Modifying const object through pointer obtained during construction

Question

I just discovered how easy it is to modify const objects without any const_cast black magic. Consider:

#include <iostream>

class Test {
public:
    Test(int v)
        :m_val{ v },
        m_ptr{ &m_val }
    {}

    int get() const { return m_val; }
    void set(int v) const { *m_ptr = v; }

private:
    int m_val;
    int* m_ptr;
};

int main()
{
    const Test t{ 10 };

    std::cout << t.get() << '\n';
    t.set(0);
    std::cout << t.get() << '\n';

    return 0;
}

Recent versions of Clang, GCC, and MSVC don't show any warning and produce expected output:

10 0

Is this well defined behavior according to the current standard? If it's undefined what if m_val was of type std::aligned_storage_t<sizeof(int), alignof(int)> and constructor new'ed int in it? I believe it's pretty common case when it comes to small buffer optimizations.

Edit

Thanks, it seems that it's just another way to shoot yourself in a foot.

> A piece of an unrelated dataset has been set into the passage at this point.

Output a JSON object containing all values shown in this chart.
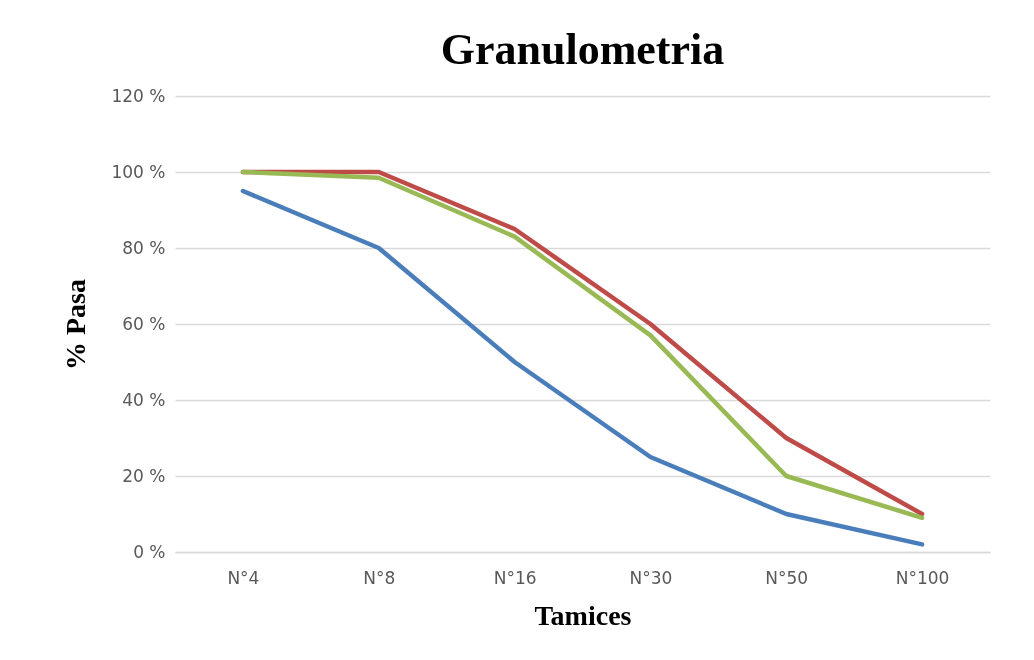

What's troubling it seems that this:

struct Test2 {
    int i;
    void operator()() { ++i; }
};

const std::function<void()> f{ Test2{ 10 } };
f();

is also undefined behavior when implementation chooses to store the Test2 object inside f (and that's the case in libc++ and in Visual Studio)

Answer 1

const enforces "bitwise constness", but what you usually want is "logical constness".

In the case of an object that contains a pointer, this means that a const member function can't modify the pointer itself, but can modify what the pointer refers to. In other words, these examples are well formed, but have undefined behavior.

To get logical constness, you 1) use mutable (or sometimes const_cast) to allow modification of members that don't affect the object's logical state (e.g., cached values/memoization), and 2) generally have to manually enforce not writing to data through a pointer (but if it's an owning pointer, that ownership should probably be delegated to an object that only manages ownership of that data, in which case making it const should normally prevent writing to the data it owns).

As far as the specific detail of having a non-const pointer pointing to data that might itself have been const modified, well, you're basically just getting a (persistent) version of roughly the same thing that const_cast is typically used to do: get non-const access to data to which you'd otherwise only have a const pointer. It's up to you to ensure that you only use this in ways that doesn't cause a problem (but just having and/or writing through that pointer doesn't, in itself, necessarily lead to a problem).

In other words, what we have here are two separate pointers to some data. this lets you access an object's data. In a const member function, you can only read (not) write data via this, unless (as noted above) it's marked mutable. In this case, you're saving a second pointer to the same data. Since there's nothing to mark that as a pointer to const, it's not, so you get non-const access to the data it points at.

Answer 2

As others pointed out in comments: you are modifying object the m_ptr points to. This "pointed to" object is not a part of class Test (as far as compiler sees it). That's why compiler allows you to do so.

Having said that, I believe that it will be undefined behaviour. That's because m_ptr actually points to another member variable (m_val) of object const Test t! Compilers are allowed to optimize arggresively and they might rely on constness to do so.

The only exception is then you use mutable keyword, but it's another story.